Tabira: TCE-PE condena “dança das contas” com verbas da educação
Justiça considerou irregular a transferência de recursos do Fundeb para outras contas da Prefeitura; gestora foi alertada
O Tribunal de Contas do Estado de Pernambuco (TCE-PE) julgou, em sessão recente da Primeira Câmara, a auditoria especial que analisou a movimentação de verbas da educação na Prefeitura Municipal de Tabira. O foco central do processo n° 24100780-0 foi a transferência indevida de recursos do Fundeb (Fundo de Manutenção e Desenvolvimento da Educação Básica) para outras contas bancárias do município.
A prática, conhecida no meio administrativo como “transposição de contas”, foi considerada uma violação direta à Lei Federal nº 14.113/2020. De acordo com a legislação vigente, os recursos do Fundeb devem ser mantidos em uma conta específica e os pagamentos precisam ser feitos diretamente aos fornecedores e prestadores de serviço, garantindo a transparência e a rastreabilidade do dinheiro público.

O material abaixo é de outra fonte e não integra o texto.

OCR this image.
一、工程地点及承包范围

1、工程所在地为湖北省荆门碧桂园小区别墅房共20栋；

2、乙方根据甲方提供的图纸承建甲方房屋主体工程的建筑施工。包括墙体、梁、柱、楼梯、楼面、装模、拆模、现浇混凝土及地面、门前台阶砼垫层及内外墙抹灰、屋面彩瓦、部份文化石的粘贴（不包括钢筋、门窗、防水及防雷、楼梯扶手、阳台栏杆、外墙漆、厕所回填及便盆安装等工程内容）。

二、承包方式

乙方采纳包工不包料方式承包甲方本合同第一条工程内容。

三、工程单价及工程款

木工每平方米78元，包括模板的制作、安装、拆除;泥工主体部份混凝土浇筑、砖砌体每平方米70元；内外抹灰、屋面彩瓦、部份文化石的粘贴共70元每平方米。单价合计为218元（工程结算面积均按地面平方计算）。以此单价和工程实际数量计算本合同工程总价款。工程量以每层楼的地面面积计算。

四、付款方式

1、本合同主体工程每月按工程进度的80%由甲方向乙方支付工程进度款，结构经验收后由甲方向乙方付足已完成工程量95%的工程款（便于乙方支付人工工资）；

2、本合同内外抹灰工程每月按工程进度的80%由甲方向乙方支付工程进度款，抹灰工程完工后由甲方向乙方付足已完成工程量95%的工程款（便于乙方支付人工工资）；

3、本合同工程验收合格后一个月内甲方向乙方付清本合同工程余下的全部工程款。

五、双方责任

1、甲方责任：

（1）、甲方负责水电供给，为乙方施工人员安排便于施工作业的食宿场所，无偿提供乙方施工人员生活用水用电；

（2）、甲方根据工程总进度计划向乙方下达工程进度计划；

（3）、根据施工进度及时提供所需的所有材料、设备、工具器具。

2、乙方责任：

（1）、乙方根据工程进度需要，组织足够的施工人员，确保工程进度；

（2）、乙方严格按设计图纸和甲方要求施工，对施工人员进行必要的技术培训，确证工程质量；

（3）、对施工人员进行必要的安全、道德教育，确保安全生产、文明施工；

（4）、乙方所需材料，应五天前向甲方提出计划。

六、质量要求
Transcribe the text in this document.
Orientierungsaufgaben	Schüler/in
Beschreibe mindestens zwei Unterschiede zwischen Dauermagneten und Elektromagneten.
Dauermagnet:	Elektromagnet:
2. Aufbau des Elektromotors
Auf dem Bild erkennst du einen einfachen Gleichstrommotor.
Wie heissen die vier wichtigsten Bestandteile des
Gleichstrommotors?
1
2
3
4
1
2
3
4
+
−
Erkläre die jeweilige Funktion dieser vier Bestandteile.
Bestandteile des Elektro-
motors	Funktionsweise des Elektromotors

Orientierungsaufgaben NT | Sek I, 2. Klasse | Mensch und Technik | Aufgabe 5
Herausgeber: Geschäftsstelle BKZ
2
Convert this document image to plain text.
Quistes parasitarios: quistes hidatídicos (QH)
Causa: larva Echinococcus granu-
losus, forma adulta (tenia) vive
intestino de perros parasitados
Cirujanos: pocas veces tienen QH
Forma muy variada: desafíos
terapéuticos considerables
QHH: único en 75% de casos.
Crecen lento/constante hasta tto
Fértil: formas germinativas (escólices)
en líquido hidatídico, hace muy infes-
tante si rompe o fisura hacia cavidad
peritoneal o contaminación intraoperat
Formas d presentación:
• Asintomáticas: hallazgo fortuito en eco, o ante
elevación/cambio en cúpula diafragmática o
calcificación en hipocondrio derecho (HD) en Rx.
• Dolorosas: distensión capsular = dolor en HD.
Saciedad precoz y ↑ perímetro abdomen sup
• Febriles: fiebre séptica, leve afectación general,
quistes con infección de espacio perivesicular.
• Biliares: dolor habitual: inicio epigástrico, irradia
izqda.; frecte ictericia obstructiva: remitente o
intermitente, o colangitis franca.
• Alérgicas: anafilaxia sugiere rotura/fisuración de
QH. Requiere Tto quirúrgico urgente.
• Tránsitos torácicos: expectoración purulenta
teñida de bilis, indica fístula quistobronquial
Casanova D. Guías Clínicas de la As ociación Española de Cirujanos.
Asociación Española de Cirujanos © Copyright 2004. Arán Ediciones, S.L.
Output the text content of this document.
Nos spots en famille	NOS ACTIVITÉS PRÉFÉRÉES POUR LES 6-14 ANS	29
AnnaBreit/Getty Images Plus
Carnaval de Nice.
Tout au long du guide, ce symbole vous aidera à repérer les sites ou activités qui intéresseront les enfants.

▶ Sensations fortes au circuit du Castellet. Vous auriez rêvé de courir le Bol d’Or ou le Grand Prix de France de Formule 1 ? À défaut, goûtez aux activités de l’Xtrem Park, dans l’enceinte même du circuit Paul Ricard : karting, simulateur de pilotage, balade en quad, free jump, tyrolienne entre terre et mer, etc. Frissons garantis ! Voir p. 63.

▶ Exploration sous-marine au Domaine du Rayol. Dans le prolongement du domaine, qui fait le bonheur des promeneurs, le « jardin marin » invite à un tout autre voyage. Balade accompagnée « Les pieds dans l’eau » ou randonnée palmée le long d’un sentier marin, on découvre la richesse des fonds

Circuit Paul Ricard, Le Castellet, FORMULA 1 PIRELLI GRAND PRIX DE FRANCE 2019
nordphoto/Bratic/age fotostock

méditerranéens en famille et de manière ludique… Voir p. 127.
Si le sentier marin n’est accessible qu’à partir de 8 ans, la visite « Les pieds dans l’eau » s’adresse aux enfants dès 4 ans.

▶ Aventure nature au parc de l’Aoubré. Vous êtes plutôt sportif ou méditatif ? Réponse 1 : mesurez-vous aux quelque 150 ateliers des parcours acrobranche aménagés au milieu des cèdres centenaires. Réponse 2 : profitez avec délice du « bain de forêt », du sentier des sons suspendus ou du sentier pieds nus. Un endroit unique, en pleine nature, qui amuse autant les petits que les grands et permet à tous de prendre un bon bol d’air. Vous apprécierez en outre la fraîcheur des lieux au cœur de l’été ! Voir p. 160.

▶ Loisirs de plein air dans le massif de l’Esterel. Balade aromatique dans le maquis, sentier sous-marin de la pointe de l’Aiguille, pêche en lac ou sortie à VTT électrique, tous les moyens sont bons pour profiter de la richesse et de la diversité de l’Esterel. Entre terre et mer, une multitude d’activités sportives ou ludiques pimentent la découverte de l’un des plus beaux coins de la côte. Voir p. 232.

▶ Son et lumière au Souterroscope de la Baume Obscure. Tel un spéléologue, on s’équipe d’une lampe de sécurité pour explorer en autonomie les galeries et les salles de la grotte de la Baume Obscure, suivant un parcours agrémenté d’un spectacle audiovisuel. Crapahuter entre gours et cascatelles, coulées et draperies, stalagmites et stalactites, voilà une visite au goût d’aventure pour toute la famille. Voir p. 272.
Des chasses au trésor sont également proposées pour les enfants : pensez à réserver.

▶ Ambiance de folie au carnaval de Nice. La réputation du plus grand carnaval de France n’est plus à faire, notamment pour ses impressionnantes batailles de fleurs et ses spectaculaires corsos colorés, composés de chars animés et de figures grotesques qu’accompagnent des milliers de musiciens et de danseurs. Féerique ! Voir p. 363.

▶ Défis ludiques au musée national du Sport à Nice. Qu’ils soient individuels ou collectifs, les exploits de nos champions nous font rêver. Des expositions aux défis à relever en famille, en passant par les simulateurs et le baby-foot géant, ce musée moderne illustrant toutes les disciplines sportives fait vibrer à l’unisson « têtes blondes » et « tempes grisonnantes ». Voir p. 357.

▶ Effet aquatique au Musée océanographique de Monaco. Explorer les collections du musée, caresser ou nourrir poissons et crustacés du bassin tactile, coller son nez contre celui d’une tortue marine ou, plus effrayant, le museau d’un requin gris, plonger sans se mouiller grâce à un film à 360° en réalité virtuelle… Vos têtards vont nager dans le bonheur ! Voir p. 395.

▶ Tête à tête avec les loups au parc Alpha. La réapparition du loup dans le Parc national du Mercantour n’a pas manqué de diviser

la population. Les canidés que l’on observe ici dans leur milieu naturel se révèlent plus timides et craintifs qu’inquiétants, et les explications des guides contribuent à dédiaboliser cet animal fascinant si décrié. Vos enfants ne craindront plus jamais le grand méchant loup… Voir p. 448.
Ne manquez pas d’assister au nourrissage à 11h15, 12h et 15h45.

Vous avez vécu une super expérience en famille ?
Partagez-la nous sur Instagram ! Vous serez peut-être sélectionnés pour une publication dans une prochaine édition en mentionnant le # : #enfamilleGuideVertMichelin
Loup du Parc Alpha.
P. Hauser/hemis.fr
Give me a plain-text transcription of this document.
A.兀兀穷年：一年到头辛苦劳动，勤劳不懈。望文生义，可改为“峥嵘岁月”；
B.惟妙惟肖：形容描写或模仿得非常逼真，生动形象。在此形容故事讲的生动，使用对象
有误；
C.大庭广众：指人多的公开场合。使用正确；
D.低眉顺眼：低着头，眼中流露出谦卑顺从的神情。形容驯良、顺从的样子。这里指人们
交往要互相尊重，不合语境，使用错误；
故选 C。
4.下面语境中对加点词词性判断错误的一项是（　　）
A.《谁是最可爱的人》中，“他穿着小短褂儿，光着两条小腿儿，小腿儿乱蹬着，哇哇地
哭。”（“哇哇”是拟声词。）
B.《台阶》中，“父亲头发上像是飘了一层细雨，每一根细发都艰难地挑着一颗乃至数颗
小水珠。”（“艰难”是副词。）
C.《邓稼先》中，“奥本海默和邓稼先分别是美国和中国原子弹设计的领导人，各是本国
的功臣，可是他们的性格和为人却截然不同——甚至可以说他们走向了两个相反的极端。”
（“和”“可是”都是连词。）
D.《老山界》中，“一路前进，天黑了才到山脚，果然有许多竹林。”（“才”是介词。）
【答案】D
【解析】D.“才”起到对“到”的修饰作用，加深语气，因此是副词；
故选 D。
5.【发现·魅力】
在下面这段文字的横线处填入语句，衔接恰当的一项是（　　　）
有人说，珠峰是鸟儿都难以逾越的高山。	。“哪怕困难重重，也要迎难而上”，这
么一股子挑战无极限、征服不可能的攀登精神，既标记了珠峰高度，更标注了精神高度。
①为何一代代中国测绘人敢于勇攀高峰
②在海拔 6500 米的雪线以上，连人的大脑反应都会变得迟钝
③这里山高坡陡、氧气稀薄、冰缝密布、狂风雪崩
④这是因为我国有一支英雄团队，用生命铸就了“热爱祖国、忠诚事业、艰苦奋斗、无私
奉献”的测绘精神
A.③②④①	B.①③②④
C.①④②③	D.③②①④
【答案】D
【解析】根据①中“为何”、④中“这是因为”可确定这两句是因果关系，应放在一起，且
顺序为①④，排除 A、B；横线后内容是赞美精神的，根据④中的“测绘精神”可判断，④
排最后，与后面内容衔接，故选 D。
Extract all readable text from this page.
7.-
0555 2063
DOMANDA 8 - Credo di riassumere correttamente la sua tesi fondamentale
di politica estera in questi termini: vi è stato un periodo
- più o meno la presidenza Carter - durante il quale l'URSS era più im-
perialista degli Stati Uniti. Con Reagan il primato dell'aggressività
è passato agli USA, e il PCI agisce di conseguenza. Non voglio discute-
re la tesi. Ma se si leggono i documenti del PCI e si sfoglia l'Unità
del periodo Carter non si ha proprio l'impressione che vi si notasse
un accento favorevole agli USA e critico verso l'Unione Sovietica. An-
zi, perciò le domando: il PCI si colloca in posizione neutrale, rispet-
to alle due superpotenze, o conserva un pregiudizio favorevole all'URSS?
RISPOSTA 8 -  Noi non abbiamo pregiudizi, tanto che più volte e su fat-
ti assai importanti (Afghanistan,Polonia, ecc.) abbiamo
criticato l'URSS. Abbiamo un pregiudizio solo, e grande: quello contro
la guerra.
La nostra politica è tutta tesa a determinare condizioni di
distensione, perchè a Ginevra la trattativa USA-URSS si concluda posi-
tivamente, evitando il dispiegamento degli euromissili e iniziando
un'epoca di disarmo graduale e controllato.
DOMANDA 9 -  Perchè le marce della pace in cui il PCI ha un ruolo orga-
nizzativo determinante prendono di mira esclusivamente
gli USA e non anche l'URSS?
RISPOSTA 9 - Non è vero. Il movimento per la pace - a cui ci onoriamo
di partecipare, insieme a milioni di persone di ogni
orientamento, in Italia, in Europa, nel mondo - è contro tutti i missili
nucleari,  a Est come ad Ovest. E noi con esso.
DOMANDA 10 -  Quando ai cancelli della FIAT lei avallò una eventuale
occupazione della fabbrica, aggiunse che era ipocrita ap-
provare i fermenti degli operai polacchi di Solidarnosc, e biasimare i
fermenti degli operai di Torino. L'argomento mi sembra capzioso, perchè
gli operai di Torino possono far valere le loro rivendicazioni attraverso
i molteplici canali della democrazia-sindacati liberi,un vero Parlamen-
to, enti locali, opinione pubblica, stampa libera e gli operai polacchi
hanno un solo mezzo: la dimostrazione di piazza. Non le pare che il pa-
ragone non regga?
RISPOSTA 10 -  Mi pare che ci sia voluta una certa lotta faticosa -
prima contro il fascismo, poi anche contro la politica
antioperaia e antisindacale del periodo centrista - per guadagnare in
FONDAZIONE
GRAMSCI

As falhas apontadas pela auditoria
O relatório técnico, elaborado pela Inspetoria Regional de Arcoverde (IRAR), identificou dois problemas principais na gestão dos recursos:
- Transferências proibidas: Dinheiro que deveria estar na conta única do Fundeb foi enviado para outras contas do Poder Executivo, o que é vedado por decretos federais.
- Falta de comprovantes: Inicialmente, a auditoria detectou transações financeiras que não possuíam documentos comprovando onde e como o dinheiro foi gasto.
A defesa da interessada, Maria Claudenice Pereira de Melo Cristóvão, apresentou documentos posteriormente que conseguiram sanar a dúvida sobre o destino final das despesas. Por esse motivo, o Tribunal não reprovou as contas por completo, mas aplicou a nota de “Regular com Ressalvas”.
Aviso para o futuro
Apesar de as contas não terem sido julgadas irregulares desta vez, o Conselheiro Relator, Dirceu Rodolfo de Melo Júnior, foi enfático na decisão. O Acórdão T.C. nº 125/2026 serve como uma advertência formal à atual gestão de Tabira e aos seus sucessores.
O Tribunal deixou claro que a desobediência ao fluxo legal de pagamentos do Fundeb impede a fiscalização adequada e o controle social sobre a educação. Caso a prática se repita, os gestores podem enfrentar sanções mais severas, já que o descumprimento agora configura reincidência.
O que diz a Lei: A movimentação de verbas da educação para contas diversas só é permitida em situações raríssimas e muito específicas. O padrão obrigatório é o pagamento direto da conta do Fundeb para o credor.